The A6, as it’s called, will have an imaging system that can measure temperature differences of the various objects it encounters, as well as gather data relating to the presence of water.

Planetary Resources expects to start extracting water from nearby asteroids by the early 2020s.

Water is important not only to human life but also to industries, Lewicki says. It can also be broken down into its components—oxygen and hydrogen.

“In space, the oxygen becomes quite important,” Lewicki says. “The hydrogen becomes rocket fuel.”

The concept of tapping asteroids for resources is so novel that there are few regulations determining who has a right to the harvested materials.

The U.S. recently signed a law that legalizes commercial asteroid mining and deems any resource extracted from a space rock the property of whoever mined it. No such law exists in Canada.

While regulations are often blasted for stymying progress, Lewicki says rules will be necessary as the space mining industry takes off.

“We often talk about the challenge of regulations,” Lewicki says. “But regulations create an important framework.”
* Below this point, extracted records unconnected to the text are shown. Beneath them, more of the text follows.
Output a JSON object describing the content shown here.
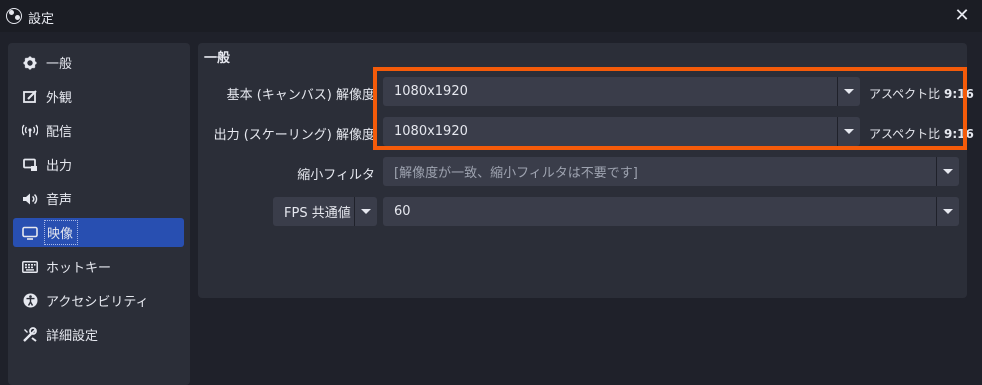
{
  "window": {
    "title": "設定",
    "close_glyph": "✕"
  },
  "sidebar": {
    "items": [
      {
        "label": "一般",
        "icon": "gear-icon",
        "active": false
      },
      {
        "label": "外観",
        "icon": "appearance-icon",
        "active": false
      },
      {
        "label": "配信",
        "icon": "broadcast-icon",
        "active": false
      },
      {
        "label": "出力",
        "icon": "output-icon",
        "active": false
      },
      {
        "label": "音声",
        "icon": "speaker-icon",
        "active": false
      },
      {
        "label": "映像",
        "icon": "monitor-icon",
        "active": true
      },
      {
        "label": "ホットキー",
        "icon": "keyboard-icon",
        "active": false
      },
      {
        "label": "アクセシビリティ",
        "icon": "accessibility-icon",
        "active": false
      },
      {
        "label": "詳細設定",
        "icon": "tools-icon",
        "active": false
      }
    ]
  },
  "panel": {
    "title": "一般",
    "base_resolution": {
      "label": "基本 (キャンバス) 解像度",
      "value": "1080x1920",
      "aspect_prefix": "アスペクト比",
      "aspect_value": "9:16"
    },
    "output_resolution": {
      "label": "出力 (スケーリング) 解像度",
      "value": "1080x1920",
      "aspect_prefix": "アスペクト比",
      "aspect_value": "9:16"
    },
    "downscale_filter": {
      "label": "縮小フィルタ",
      "value": "[解像度が一致、縮小フィルタは不要です]"
    },
    "fps": {
      "type_value": "FPS 共通値",
      "value": "60"
    }
  },
  "colors": {
    "highlight": "#f45b0a",
    "accent": "#284fb1"
  }
}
Lewicki says there are a number of existing models that could be used to determine asteroid jurisdiction. Countries could lay claim to specific asteroids, lease the land or apply for the rights to harvest minerals.

“The only thing that is new about the industry of asteroid mining is it doesn’t happen within what we are familiar with as the national territory of any country, and that’s the item that the United States has taken the first step on,” Lewicki said.

“Maybe we’ll see the beginning of the national federation of planets start out of this.”